Antisemitism emanating from Islamic sources in Australia has been a topic of public discussion for a number of years. Particular concern has been expressed at the negative impact of material from a variety of overseas sources which has as its thesis an eternal enmity of Muslims towards Jews. A number of individuals in Australia in the period in review faced court on charges relating to involvement in planning or supporting terrorism.

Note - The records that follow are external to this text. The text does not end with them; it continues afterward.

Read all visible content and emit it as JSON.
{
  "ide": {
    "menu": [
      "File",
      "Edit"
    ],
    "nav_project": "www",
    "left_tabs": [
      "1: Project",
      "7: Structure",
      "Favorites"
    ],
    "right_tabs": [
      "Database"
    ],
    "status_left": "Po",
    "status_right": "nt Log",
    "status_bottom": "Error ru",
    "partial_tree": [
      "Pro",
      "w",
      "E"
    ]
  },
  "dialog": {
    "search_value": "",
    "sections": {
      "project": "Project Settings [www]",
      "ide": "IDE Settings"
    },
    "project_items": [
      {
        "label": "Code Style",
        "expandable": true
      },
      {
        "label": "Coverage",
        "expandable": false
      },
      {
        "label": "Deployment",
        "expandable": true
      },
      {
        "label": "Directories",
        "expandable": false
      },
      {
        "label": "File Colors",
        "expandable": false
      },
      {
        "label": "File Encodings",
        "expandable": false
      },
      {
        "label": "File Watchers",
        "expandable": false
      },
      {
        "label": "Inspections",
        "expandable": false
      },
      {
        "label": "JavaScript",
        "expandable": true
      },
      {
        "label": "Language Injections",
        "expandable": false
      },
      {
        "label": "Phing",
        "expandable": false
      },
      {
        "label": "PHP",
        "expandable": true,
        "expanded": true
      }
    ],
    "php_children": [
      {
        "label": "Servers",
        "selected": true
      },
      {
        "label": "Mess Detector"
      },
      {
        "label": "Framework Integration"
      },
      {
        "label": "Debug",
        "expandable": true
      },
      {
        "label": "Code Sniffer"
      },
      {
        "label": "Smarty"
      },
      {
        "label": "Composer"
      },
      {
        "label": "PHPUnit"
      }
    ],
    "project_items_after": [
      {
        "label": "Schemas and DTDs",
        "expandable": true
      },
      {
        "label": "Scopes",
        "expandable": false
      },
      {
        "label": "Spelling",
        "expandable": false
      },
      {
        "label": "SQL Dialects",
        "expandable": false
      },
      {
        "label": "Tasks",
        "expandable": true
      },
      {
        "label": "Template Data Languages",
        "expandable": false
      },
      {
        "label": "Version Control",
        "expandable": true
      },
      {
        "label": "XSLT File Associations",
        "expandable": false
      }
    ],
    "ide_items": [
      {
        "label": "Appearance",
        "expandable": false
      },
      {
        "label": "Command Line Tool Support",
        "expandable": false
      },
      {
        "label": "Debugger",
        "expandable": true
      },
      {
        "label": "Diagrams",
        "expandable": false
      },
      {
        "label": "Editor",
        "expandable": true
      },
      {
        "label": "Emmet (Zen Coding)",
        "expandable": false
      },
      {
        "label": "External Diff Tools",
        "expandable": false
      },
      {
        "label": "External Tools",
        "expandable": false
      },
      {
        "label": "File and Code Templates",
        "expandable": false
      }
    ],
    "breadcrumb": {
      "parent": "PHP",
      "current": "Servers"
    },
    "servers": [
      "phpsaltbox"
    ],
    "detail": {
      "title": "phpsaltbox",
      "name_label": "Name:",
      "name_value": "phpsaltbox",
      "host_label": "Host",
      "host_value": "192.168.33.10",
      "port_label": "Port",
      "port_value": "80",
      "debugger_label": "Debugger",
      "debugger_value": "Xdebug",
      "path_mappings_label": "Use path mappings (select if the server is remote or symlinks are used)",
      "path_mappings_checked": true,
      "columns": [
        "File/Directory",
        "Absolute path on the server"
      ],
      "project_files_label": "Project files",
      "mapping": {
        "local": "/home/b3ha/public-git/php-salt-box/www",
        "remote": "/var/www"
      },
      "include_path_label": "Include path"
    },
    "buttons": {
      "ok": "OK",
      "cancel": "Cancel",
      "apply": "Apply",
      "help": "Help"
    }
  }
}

A theme identified across many of these cases was a belief that malevolent Jewish influences needed to be fought by all means available to achieve religious goals.
It is sad that, as more of the communication media moves to online platforms, there is more space available for malicious individuals, and while there is little indication that the number of antisemites is increasing, there appears to be no question but that the reach of their voices is now magnified.
The effect of antisemitism on the quality of life of individual members of the Australian Jewish community who have been targeted should never be minimised. The psychological impact on those affected directly by harassment and intimidation can be serious, particularly as many of the threats have been directed against individual Jewish Australians in their homes, including survivors of the Holocaust. Meanwhile, the quality of life of all who live in societies in which they occur is threatened and diminished.